Zunächst inszeniert sich Somoza als vermeintlicher Hüter der Interessen der Lohnabhängigen. Dann gewinnt er durch seine Abwertungspolitik in den Jahren extremer Inflation 1937 bis 1939 zunehmend die Unterstützung der Oligarchie, während die Mittel- und Unterschicht verarmen.
Die in Anlehnung an die SA aufgebaute Nationalgarde erhält polizeiliche Funktionen und kontrolliert die Ein- und Auswanderung, was für den Somoza-Clan eine erhebliche Einnahmequelle darstellt. Aber erst durch die Unterstützung der USA (Einladung nach Washington) 1939 setzt sich der frühere Dolmetscher für US-Truppen als unangefochtener Machthaber durch. Erst jetzt beendet Nicaragua auch die bis zu diesem Zeitpunkt bedeutenden Außenhandelsgeschäfte mit dem Deutschen Reich.

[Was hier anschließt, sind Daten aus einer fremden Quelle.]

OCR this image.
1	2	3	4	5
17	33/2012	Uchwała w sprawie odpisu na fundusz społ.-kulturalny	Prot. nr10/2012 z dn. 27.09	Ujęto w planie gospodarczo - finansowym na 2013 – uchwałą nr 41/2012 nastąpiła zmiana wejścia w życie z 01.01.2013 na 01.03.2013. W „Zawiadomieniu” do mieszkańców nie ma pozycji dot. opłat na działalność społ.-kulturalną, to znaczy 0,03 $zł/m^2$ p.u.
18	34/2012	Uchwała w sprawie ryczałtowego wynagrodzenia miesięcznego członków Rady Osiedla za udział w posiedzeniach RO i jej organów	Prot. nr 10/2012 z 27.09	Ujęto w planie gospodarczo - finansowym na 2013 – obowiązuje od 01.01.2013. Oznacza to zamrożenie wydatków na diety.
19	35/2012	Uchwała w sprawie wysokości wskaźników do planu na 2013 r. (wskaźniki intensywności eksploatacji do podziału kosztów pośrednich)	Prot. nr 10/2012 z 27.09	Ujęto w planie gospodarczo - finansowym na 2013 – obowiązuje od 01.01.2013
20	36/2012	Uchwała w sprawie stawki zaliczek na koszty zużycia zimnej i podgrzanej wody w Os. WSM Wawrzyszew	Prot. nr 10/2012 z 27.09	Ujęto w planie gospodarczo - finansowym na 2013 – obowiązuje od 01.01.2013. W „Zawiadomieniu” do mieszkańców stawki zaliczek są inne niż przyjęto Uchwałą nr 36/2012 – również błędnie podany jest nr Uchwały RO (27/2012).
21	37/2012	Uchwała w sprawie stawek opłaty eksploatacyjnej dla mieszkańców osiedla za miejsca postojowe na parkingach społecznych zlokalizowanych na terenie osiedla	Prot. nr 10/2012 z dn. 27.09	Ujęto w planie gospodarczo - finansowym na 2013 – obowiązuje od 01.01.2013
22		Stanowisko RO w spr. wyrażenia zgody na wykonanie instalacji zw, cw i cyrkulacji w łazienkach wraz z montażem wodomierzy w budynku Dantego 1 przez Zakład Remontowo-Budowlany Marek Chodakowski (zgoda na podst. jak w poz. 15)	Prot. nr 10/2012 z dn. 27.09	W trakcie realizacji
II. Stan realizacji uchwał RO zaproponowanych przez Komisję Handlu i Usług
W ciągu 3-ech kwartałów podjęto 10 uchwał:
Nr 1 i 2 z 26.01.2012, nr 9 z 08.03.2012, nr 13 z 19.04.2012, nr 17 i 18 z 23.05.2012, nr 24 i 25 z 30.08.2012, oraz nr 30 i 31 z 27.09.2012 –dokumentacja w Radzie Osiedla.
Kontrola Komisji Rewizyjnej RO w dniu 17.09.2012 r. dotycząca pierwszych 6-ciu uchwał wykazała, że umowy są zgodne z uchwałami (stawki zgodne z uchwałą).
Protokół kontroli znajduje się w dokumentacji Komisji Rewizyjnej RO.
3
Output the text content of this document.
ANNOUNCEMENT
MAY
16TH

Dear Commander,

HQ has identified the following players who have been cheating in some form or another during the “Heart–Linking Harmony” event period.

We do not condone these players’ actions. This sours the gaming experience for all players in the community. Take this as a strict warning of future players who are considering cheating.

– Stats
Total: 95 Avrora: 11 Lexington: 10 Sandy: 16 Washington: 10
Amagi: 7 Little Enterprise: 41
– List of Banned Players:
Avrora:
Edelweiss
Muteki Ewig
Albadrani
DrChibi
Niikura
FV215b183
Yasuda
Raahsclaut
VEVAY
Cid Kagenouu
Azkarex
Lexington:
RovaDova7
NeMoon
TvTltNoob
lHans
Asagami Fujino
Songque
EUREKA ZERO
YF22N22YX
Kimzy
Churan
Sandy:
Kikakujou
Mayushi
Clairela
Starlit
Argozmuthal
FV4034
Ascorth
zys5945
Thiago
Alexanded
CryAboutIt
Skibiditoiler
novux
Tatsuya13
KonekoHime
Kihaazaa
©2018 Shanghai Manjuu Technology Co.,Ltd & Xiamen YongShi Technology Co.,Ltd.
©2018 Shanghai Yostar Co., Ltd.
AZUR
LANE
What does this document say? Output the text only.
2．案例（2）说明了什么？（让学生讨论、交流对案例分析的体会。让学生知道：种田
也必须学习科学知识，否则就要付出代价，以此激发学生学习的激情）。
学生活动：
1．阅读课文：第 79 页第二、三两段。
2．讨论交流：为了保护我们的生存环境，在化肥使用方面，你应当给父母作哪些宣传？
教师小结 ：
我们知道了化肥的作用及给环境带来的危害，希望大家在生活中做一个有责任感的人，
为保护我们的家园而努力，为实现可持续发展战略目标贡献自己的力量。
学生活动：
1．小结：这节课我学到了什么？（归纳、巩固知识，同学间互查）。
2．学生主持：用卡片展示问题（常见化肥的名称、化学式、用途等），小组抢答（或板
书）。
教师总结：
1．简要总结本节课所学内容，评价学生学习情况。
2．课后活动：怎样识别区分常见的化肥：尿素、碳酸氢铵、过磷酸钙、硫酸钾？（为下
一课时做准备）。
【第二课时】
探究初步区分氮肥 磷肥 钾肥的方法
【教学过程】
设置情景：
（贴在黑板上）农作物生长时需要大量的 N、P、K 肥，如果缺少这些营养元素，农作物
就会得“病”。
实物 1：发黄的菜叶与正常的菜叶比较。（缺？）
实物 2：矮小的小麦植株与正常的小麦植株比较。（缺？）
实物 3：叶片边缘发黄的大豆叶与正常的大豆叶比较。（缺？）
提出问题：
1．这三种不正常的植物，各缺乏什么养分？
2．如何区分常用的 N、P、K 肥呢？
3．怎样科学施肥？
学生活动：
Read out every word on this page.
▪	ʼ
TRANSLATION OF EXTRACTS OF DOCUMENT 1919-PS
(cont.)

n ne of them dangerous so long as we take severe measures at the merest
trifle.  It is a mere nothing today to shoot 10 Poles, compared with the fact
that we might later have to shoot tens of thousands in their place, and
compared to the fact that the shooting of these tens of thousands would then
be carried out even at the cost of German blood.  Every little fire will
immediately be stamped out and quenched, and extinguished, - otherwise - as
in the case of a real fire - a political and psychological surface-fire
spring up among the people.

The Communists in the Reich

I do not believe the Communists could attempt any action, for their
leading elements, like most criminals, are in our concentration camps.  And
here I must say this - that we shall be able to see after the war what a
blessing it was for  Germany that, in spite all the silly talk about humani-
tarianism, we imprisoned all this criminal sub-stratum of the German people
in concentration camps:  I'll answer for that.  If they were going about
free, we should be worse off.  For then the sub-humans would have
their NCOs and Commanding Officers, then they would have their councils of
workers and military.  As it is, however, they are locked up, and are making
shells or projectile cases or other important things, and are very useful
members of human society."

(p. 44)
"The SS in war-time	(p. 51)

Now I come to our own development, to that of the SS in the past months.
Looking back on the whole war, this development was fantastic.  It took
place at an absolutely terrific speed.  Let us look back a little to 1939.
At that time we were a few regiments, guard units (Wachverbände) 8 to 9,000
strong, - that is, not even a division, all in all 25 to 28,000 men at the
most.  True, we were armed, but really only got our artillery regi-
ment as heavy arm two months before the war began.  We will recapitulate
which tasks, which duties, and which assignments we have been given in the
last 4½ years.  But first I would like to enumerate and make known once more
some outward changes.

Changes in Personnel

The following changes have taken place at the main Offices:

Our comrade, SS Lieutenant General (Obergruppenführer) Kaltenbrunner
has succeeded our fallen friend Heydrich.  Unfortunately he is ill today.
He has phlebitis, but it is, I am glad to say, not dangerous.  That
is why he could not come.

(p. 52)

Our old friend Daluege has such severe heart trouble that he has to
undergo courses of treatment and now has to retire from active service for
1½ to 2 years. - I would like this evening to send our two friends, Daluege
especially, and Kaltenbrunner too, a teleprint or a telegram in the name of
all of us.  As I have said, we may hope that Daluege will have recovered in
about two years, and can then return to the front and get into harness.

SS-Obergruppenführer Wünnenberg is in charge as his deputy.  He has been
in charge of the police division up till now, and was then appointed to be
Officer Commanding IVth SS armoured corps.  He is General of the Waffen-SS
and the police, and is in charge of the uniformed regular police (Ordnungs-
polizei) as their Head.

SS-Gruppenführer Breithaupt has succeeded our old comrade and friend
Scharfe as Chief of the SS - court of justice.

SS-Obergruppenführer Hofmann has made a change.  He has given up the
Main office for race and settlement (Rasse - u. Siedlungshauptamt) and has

Als Zufluchtsland spielt Nicaragua in diesen Jahren keine Rolle: Nur etwa 35 Emigranten erreichen das zentralamerikanische Land.
Delegation
Constantino Herdocia y Terán
* 18.1.1880 Ciudad de León, Nicaragua † 21.5.1953 San José, Costa Rica
Der gebürtige Nicaraguaner Constantino Herdocia y Terán geht für das Medizinstudium nach Europa und studiert in Paris und Berlin. Nach dem abgeschlossenen Studium praktiziert Terán ab 1913 in Costa Rica, wo er bald zu einem bekannten Hals-Nasen-Ohrenarzt wird und an der Universität San José lehrt.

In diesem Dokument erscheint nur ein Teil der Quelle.